You get all these wonderful, familiar conveniences that you've missed, but lose the freedom you've grown accustomed to. There are all these rules here in the U.S., constantly picking away at you—prove you're 21 to drink; don't speed; don't litter; don't park there; don't jay-walk; don't forget to floss.
…But I suppose these rules keep our cities cleaner, are pedestrians safer, and our teeth free of gingivitis.
I'm still resolute in the sentiment that I wish to never live in the U.S. again—to vacation, yes, but not to live permanently. I need more freedom and less predictability in my life—even if it comes at the sacrifice of infrastructure, safety, and the comforts of family.
Dad and I were reflecting on how I'm now a year older than he was when I was born, 27 years ago. It's interesting how we were in such different places at that time in our lives. I forgot to ask him where his father was in life when his dad was 26-years-old.

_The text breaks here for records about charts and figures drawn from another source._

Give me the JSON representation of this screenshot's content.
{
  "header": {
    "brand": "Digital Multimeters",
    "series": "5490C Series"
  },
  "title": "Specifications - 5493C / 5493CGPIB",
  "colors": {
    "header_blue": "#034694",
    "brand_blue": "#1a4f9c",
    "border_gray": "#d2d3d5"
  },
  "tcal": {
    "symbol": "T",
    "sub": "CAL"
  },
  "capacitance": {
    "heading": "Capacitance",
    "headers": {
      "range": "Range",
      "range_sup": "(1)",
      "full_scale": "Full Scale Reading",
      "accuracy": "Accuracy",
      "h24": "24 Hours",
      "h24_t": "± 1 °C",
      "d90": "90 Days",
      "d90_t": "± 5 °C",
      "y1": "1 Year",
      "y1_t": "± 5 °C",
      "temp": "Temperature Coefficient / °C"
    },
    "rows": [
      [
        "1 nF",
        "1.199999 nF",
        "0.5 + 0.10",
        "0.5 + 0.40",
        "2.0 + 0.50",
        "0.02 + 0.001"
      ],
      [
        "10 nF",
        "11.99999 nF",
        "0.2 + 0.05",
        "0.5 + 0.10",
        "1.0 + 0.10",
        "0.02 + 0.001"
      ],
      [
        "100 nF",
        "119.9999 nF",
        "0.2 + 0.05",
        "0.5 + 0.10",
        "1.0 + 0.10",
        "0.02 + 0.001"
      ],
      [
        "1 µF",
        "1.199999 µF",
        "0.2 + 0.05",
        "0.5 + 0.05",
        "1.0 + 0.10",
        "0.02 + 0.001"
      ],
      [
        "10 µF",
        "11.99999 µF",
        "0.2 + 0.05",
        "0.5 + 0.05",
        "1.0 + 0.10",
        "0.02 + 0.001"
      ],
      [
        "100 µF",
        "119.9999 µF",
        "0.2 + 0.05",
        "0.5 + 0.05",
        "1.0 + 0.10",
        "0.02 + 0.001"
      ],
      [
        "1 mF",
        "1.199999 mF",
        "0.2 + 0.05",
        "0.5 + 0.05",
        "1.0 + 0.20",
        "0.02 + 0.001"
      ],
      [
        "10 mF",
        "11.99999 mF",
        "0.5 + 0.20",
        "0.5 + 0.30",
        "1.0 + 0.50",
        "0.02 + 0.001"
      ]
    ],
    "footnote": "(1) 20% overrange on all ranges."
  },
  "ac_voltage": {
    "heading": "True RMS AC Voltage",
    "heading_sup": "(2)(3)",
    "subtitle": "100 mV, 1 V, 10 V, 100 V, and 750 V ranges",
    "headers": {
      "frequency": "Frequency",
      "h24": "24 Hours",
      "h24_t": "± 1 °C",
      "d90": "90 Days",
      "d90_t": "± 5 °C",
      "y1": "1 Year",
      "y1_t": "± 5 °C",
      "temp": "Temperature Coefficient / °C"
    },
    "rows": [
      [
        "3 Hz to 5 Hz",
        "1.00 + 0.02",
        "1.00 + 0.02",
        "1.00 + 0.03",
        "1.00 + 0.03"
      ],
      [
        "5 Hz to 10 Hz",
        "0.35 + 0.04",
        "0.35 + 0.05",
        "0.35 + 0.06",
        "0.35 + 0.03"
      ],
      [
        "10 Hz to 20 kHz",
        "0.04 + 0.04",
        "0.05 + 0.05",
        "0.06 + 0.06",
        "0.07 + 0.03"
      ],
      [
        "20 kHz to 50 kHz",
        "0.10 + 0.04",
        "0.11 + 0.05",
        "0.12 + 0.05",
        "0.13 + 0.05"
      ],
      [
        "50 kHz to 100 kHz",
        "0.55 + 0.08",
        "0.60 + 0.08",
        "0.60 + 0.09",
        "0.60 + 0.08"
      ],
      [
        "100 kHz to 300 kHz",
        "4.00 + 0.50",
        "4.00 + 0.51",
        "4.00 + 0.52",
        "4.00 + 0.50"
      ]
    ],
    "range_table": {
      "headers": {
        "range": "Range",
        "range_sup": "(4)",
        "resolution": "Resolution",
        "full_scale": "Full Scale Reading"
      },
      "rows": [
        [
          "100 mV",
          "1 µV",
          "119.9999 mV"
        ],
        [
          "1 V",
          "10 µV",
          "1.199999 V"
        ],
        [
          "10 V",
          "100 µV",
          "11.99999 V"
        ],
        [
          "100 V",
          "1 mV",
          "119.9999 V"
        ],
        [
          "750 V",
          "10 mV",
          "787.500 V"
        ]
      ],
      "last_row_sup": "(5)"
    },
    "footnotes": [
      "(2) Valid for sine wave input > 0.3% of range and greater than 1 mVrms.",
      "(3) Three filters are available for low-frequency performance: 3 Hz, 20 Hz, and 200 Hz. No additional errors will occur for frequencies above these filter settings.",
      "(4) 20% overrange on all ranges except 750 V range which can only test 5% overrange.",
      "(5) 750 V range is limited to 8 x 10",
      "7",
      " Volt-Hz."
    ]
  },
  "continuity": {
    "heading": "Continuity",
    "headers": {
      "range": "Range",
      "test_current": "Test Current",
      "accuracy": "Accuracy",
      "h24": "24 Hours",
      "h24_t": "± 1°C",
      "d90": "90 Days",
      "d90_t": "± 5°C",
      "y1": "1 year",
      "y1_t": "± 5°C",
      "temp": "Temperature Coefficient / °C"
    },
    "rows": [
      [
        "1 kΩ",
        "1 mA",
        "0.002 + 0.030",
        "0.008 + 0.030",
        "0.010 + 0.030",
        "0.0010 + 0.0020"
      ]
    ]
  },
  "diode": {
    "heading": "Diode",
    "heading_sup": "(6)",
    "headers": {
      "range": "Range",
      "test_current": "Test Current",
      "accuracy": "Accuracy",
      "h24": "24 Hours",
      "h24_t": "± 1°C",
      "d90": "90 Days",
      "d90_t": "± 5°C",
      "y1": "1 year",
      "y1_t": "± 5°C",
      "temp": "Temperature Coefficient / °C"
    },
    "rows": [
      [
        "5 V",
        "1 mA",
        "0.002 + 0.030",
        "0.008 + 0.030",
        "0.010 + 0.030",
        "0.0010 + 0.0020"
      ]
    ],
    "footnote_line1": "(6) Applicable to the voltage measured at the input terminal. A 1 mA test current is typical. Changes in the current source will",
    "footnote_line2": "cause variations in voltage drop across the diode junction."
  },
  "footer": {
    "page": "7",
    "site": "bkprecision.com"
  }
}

Are we maturing into a family-oriented mode later in life, or are there just so many more opportunities and options these days that it seems that way?
I get asked if I've found any place that I'd go back to and live. The answer to that depends on how long we're talking about—I've found places I'd live for three months, but could never see myself there any longer.
But I'm not looking for such things. I'm not searching for a home—I'm searching for a smile.